When I was organising my wedding, a lovely friend sent a present to my workplace; a little brown parcel with a sprig of lavender in the ribbon. I opened it up, very excitedly as this never happens, and inside was a book. A book called The Language of Flowers.
Once I had opened it, I almost instantly fell in love. Hand drawn little illustrations of garden flowers heading a few pages of Victorian meanings, along with a poem or phrase which related to the flowers individually. Towards the back was a selection of occasions in which you could create a fitting bouquet, not just a bouquet of flowers, but a bouquet with a depth of meaning and thought that had gone into it. A new baby, a marriage, a funeral, to name just a few are featured amongst its pages.
My ultimate favourite from this book is the Red Tulip - a declaration of love. Underrated compared to the majestic rose which is first and foremost associated with love, the little tulip holds more meaning in my heart than most flowers. My (now) husband sent me bunches of red tulips coming up to our wedding, with anonymous little poems about flowers hinting of love.

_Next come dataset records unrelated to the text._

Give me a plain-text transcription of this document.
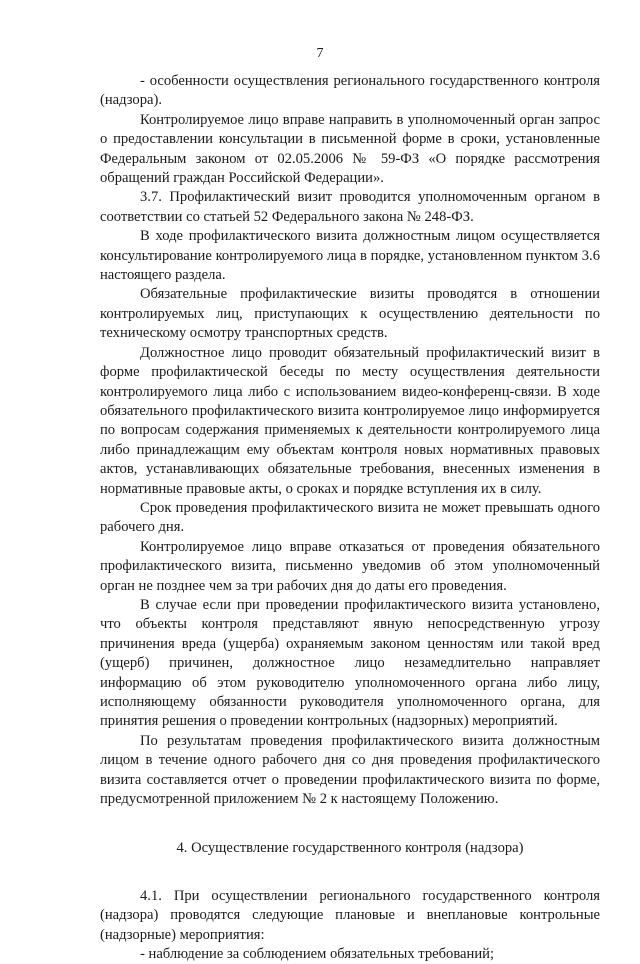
7

- особенности осуществления регионального государственного контроля (надзора).

Контролируемое лицо вправе направить в уполномоченный орган запрос о предоставлении консультации в письменной форме в сроки, установленные Федеральным законом от 02.05.2006 № 59-ФЗ «О порядке рассмотрения обращений граждан Российской Федерации».

3.7. Профилактический визит проводится уполномоченным органом в соответствии со статьей 52 Федерального закона № 248-ФЗ.

В ходе профилактического визита должностным лицом осуществляется консультирование контролируемого лица в порядке, установленном пунктом 3.6 настоящего раздела.

Обязательные профилактические визиты проводятся в отношении контролируемых лиц, приступающих к осуществлению деятельности по техническому осмотру транспортных средств.

Должностное лицо проводит обязательный профилактический визит в форме профилактической беседы по месту осуществления деятельности контролируемого лица либо с использованием видео-конференц-связи. В ходе обязательного профилактического визита контролируемое лицо информируется по вопросам содержания применяемых к деятельности контролируемого лица либо принадлежащим ему объектам контроля новых нормативных правовых актов, устанавливающих обязательные требования, внесенных изменения в нормативные правовые акты, о сроках и порядке вступления их в силу.

Срок проведения профилактического визита не может превышать одного рабочего дня.

Контролируемое лицо вправе отказаться от проведения обязательного профилактического визита, письменно уведомив об этом уполномоченный орган не позднее чем за три рабочих дня до даты его проведения.

В случае если при проведении профилактического визита установлено, что объекты контроля представляют явную непосредственную угрозу причинения вреда (ущерба) охраняемым законом ценностям или такой вред (ущерб) причинен, должностное лицо незамедлительно направляет информацию об этом руководителю уполномоченного органа либо лицу, исполняющему обязанности руководителя уполномоченного органа, для принятия решения о проведении контрольных (надзорных) мероприятий.

По результатам проведения профилактического визита должностным лицом в течение одного рабочего дня со дня проведения профилактического визита составляется отчет о проведении профилактического визита по форме, предусмотренной приложением № 2 к настоящему Положению.

4. Осуществление государственного контроля (надзора)

4.1. При осуществлении регионального государственного контроля (надзора) проводятся следующие плановые и внеплановые контрольные (надзорные) мероприятия:

- наблюдение за соблюдением обязательных требований;
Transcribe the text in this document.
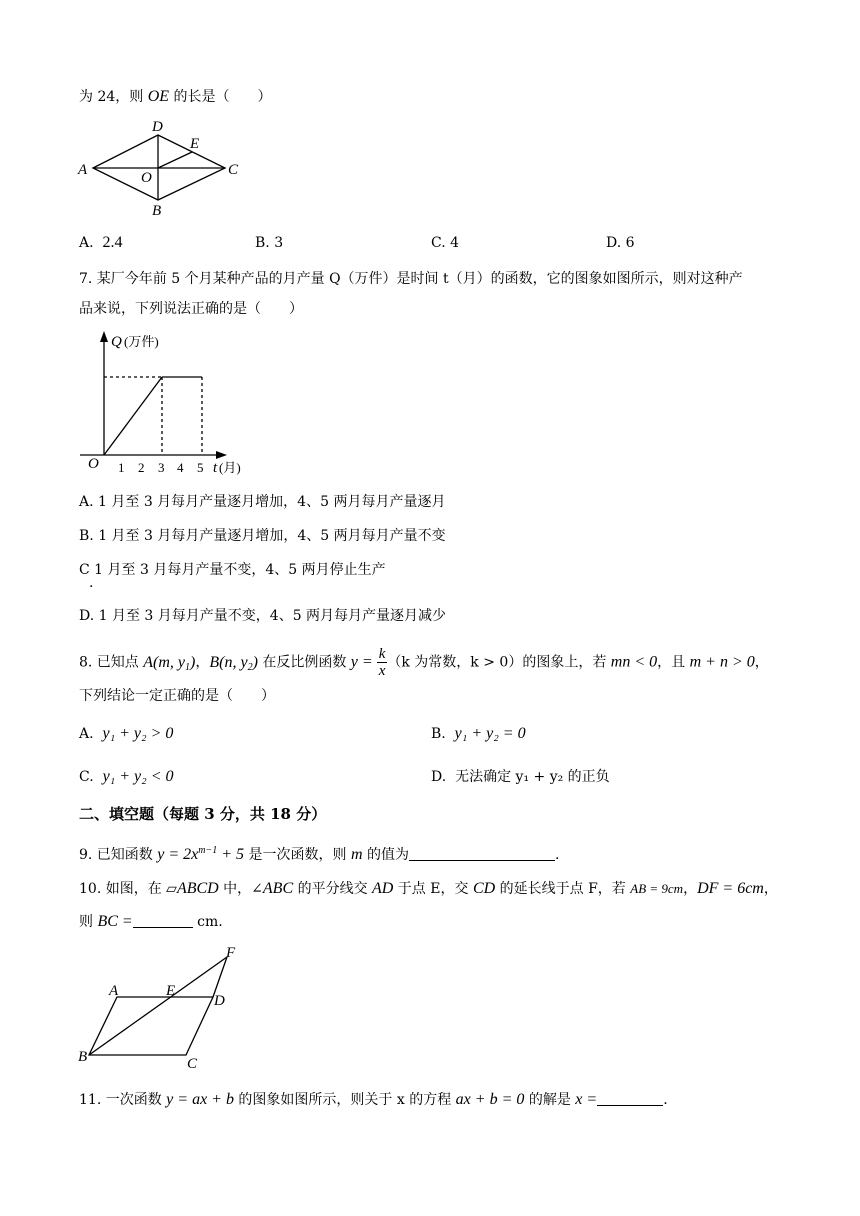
为 24，则 OE 的长是（　　）
A
D
E
C
O
B
A. 2.4	B. 3	C. 4	D. 6
7. 某厂今年前 5 个月某种产品的月产量 Q（万件）是时间 t（月）的函数，它的图象如图所示，则对这种产
品来说，下列说法正确的是（　　）
Q (万件)
O 1 2 3 4 5 t (月)
A. 1 月至 3 月每月产量逐月增加，4、5 两月每月产量逐月
B. 1 月至 3 月每月产量逐月增加，4、5 两月每月产量不变
C 1 月至 3 月每月产量不变，4、5 两月停止生产
.
D. 1 月至 3 月每月产量不变，4、5 两月每月产量逐月减少
8. 已知点 A(m, $y_1$)，B(n, $y_2$) 在反比例函数 $y = \frac{k}{x} (k$ 为常数，k > 0）的图象上，若 mn < 0，且 m + n > 0，
下列结论一定正确的是（　　）
A. y₁ + y₂ > 0	B. y₁ + y₂ = 0
C. y₁ + y₂ < 0	D. 无法确定 y₁ + y₂ 的正负
二、填空题（每题 3 分，共 18 分）
9. 已知函数 $y = 2x^{m-1} + 5$ 是一次函数，则 m 的值为	.
10. 如图，在 ▱ABCD 中，∠ABC 的平分线交 AD 于点 E，交 CD 的延长线于点 F，若 AB = 9cm，DF = 6cm，
则 BC =	cm.
A	E
D
F
B	C
11. 一次函数 y = ax + b 的图象如图所示，则关于 x 的方程 ax + b = 0 的解是 x =	.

Tulips played a key part in my wedding flowers too, the beautiful displays by the talented Frances & Rose, which stole the show and tied the whole day into a typical English country wedding.
Vibrant pink, moody deep purple, spring yellow and burnt orange tulips sat amongst a selection of British grown seasonal flowers. A whole personality of meanings came with all these colourful tulips! Yellow - sunshine in your smile, hope, and cheer; pink - happiness and confidence; purple - perfect love and royalty; red - declaration of love. Portraying a heartfelt and meaningful message with these hand-picked flowers, made the display all the more magnificent and made sunshine beam out of my heart.
I feel like from this moment, my love affair with flowers truly began.